Page:Rolland - Les Précurseurs.djvu/171

La bibliothèque libre.
Le texte de cette page a été corrigé et est conforme au fac-similé.
167
LES PRÉCURSEURS


II


Dans un précédent article, nous avons vu avec quelle énergie G.-F. Nicolaï condamnait le non-sens de la guerre et des sophismes qui lui servent d’étais. — Cependant, la sinistre folie a triomphé. Ce fut, en 1914, la faillite de la raison. Et, d’une nation à l’autre, elle s’est étendue, depuis, à tous les peuples de la terre. Il ne manquait pourtant pas de morales et de religions constituées, qui auraient dû opposer leur barrière à cette contagion de meurtre et d’imbécillité.
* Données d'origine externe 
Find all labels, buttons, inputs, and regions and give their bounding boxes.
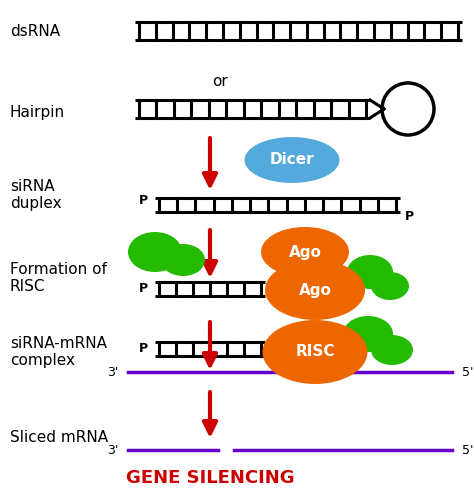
Text: GENE SILENCING: GENE SILENCING bbox=[126, 469, 294, 487]
Text: P: P bbox=[139, 194, 148, 207]
Text: RISC: RISC bbox=[295, 344, 335, 360]
Text: Dicer: Dicer bbox=[270, 152, 314, 168]
Text: Ago: Ago bbox=[299, 282, 331, 298]
Ellipse shape bbox=[265, 260, 365, 320]
Text: 3': 3' bbox=[107, 444, 118, 456]
Text: or: or bbox=[212, 74, 228, 90]
Text: P: P bbox=[139, 342, 148, 355]
Text: P: P bbox=[405, 210, 414, 222]
Ellipse shape bbox=[261, 227, 349, 277]
Text: 5': 5' bbox=[462, 444, 474, 456]
Text: 3': 3' bbox=[107, 366, 118, 378]
Text: 5': 5' bbox=[462, 366, 474, 378]
Ellipse shape bbox=[347, 255, 393, 289]
Ellipse shape bbox=[371, 272, 409, 300]
Text: P: P bbox=[139, 282, 148, 296]
Ellipse shape bbox=[343, 316, 393, 352]
Text: Sliced mRNA: Sliced mRNA bbox=[10, 430, 108, 446]
Text: siRNA
duplex: siRNA duplex bbox=[10, 179, 62, 211]
Text: siRNA-mRNA
complex: siRNA-mRNA complex bbox=[10, 336, 107, 368]
Ellipse shape bbox=[371, 335, 413, 365]
Text: dsRNA: dsRNA bbox=[10, 24, 60, 40]
Ellipse shape bbox=[128, 232, 182, 272]
Ellipse shape bbox=[263, 320, 367, 384]
Text: Ago: Ago bbox=[289, 244, 321, 260]
Text: Hairpin: Hairpin bbox=[10, 104, 65, 120]
Ellipse shape bbox=[161, 244, 205, 276]
Ellipse shape bbox=[245, 137, 339, 183]
Text: Formation of
RISC: Formation of RISC bbox=[10, 262, 107, 294]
Mais toutes les morales, toutes les religions existantes se sont révélées tristement, totalement insuffisantes. Nous l’avons constaté pour le christianisme, et Nicolaï montre, après Tolstoï, que le bouddhisme n’a pas mieux résisté.

Pour le christianisme, son abdication ne date pas d’hier. Depuis la grande compromission des temps de Constantin, au quatrième siècle, qui fit de l’Église du Christ une Église d’État, la pensée essentielle du Christ a été trahie par ses représentants officiels et livrée à César. Ce n’est que chez les libres personnalités religieuses, dont la plupart furent taxées d’hérésie, qu’elle se conserva (relativement) jusqu’à nous. Mais ses derniers défenseurs viennent de la renier. Les sectes chrétiennes qui toujours refusèrent le service militaire, comme les Mennonites en Allemagne, les Doukhobors en Russie, les Pauliciens, les Nazarénens, etc., participent à la guerre actuelle[1]. « Le fondateur des Mennonites, Menno Simonis, au seizième siècle, avait interdit la guerre et la vengeance. Encore en 1813, la force morale de la secte était si grande que York, par rescrit du 18 février, la dispensa de la landwear. Mais en 1915, le prédicateur mennonite de Dantzig, H.-H.

  1. Voir la note à la fin du volume.